Rollins has learned how to use his skills and simply put the ball in play. With his speed, a lot can happen and often does. He still has the occasional power to take a ball deep and there's certainly nothing wrong with that, but he's realized that there are more important parts to his game. He has become a much better hitter and all around player than he was a couple short seasons ago and it's likely that the spotlight from his streak will only provide more influence on how he can best keep himself in the spotlight down the road.
Home runs: Yes, Rollins has some power, but his urge to use that power is shrinking. The funny thing about that is that he may actually wind up hitting at least as many home runs as he has in the past, since most hitters will tell you that when you try to hit the long ball, you generally don't. Rollins is usually around 12 or 14 home runs and he should be right in that neighborhood again in 2006.

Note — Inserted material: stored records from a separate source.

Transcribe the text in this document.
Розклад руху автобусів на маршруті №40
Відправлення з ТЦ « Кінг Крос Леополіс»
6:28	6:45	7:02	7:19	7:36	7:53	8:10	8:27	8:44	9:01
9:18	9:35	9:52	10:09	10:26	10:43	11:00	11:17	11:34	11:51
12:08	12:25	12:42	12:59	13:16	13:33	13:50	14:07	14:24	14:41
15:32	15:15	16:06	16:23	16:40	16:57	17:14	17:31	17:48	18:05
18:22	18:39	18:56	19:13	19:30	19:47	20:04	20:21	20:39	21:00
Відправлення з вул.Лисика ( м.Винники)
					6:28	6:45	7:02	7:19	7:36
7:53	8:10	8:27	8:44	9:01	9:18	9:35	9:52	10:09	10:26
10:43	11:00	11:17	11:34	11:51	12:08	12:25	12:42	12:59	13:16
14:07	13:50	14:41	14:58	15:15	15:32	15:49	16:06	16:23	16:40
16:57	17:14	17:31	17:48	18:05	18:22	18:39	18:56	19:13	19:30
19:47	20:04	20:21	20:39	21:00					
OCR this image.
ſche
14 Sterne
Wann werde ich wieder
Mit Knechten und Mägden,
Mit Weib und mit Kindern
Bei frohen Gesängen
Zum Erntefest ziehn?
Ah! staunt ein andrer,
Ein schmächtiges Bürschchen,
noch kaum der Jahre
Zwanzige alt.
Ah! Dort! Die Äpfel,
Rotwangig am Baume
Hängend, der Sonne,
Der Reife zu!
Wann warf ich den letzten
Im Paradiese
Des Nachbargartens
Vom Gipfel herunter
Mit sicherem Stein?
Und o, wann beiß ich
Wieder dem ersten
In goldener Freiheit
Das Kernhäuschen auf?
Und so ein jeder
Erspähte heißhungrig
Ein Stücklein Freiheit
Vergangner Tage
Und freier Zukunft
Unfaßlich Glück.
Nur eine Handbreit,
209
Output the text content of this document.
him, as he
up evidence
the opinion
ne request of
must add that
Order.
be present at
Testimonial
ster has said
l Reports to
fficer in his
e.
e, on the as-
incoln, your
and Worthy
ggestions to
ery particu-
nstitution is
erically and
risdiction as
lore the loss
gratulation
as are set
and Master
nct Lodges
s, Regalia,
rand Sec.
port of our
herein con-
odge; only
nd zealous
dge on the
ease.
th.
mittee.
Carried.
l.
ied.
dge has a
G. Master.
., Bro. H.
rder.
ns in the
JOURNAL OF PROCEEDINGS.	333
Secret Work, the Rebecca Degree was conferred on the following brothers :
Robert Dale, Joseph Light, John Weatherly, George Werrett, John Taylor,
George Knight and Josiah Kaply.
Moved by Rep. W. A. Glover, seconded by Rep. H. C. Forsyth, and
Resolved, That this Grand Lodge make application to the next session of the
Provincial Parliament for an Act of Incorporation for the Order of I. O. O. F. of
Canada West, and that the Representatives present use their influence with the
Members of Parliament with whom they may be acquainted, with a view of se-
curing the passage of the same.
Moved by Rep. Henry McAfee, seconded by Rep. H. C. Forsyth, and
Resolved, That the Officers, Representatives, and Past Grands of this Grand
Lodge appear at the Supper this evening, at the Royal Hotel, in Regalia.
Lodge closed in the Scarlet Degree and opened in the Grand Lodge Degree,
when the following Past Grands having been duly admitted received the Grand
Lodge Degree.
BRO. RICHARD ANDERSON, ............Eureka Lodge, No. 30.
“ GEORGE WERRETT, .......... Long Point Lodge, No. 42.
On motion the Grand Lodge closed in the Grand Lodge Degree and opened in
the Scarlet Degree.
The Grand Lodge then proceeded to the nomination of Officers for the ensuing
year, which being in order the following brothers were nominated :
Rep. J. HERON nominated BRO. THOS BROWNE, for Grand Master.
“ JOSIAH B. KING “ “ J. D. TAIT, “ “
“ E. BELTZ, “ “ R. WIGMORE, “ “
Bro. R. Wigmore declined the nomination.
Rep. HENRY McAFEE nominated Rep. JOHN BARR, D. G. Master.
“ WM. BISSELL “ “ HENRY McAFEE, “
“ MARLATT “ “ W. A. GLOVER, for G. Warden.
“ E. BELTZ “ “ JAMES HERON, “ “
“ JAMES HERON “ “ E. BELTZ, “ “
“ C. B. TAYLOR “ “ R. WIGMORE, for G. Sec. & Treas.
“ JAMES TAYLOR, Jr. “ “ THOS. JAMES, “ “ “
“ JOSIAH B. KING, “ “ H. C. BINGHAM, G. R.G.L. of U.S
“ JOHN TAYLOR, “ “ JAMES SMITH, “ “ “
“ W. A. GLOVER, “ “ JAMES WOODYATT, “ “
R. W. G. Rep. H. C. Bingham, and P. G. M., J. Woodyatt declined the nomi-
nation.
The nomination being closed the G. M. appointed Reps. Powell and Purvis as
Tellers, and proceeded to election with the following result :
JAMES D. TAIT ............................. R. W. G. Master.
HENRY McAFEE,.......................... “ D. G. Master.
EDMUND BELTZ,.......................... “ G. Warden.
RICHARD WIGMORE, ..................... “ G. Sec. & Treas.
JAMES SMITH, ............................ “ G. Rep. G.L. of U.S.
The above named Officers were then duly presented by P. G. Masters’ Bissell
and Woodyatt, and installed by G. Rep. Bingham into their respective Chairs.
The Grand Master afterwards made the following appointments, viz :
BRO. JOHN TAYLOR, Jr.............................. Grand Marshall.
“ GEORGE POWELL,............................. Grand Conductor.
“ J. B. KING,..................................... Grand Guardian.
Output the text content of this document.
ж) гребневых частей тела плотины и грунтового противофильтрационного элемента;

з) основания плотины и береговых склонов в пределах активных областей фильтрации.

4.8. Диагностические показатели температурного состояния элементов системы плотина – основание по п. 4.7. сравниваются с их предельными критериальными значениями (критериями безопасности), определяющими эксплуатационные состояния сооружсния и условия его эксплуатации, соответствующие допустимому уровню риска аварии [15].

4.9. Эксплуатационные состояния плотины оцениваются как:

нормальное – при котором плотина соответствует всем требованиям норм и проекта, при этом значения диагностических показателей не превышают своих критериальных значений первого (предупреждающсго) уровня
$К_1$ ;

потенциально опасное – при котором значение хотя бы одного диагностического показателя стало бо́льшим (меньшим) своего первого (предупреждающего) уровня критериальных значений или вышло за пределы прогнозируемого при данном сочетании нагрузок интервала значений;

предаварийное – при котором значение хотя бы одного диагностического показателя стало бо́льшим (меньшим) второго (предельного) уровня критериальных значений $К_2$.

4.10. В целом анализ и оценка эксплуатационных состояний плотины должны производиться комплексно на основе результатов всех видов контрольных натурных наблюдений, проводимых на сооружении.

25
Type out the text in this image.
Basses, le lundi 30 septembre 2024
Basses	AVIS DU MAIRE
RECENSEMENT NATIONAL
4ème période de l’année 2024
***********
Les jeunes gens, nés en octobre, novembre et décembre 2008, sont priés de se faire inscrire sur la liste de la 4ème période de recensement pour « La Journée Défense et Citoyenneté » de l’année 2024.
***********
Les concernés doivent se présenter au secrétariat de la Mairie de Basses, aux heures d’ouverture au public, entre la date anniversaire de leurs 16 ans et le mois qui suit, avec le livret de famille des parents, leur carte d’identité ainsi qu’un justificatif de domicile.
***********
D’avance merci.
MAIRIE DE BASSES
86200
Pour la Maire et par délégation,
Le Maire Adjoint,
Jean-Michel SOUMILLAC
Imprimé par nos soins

RBI: As a leadoff hitter, Rollins isn't looked at for RBI numbers. He has a career-high of 73 back in 2004, but isn't likely to set any new highs this season. Again though, by simply putting the ball in play, Rollins will likely drive in a decent amount of runs.
AVG / OBP: Rollins hit a career-high .290 last season and there were a lot of people around the organization that said 'it's about time'. There was never any doubt that Rollins could hit at that level and potentially, beyond. He had a .338 on-base percentage, which wasn't a career-high, but not far off from his mark of .348 in 2004.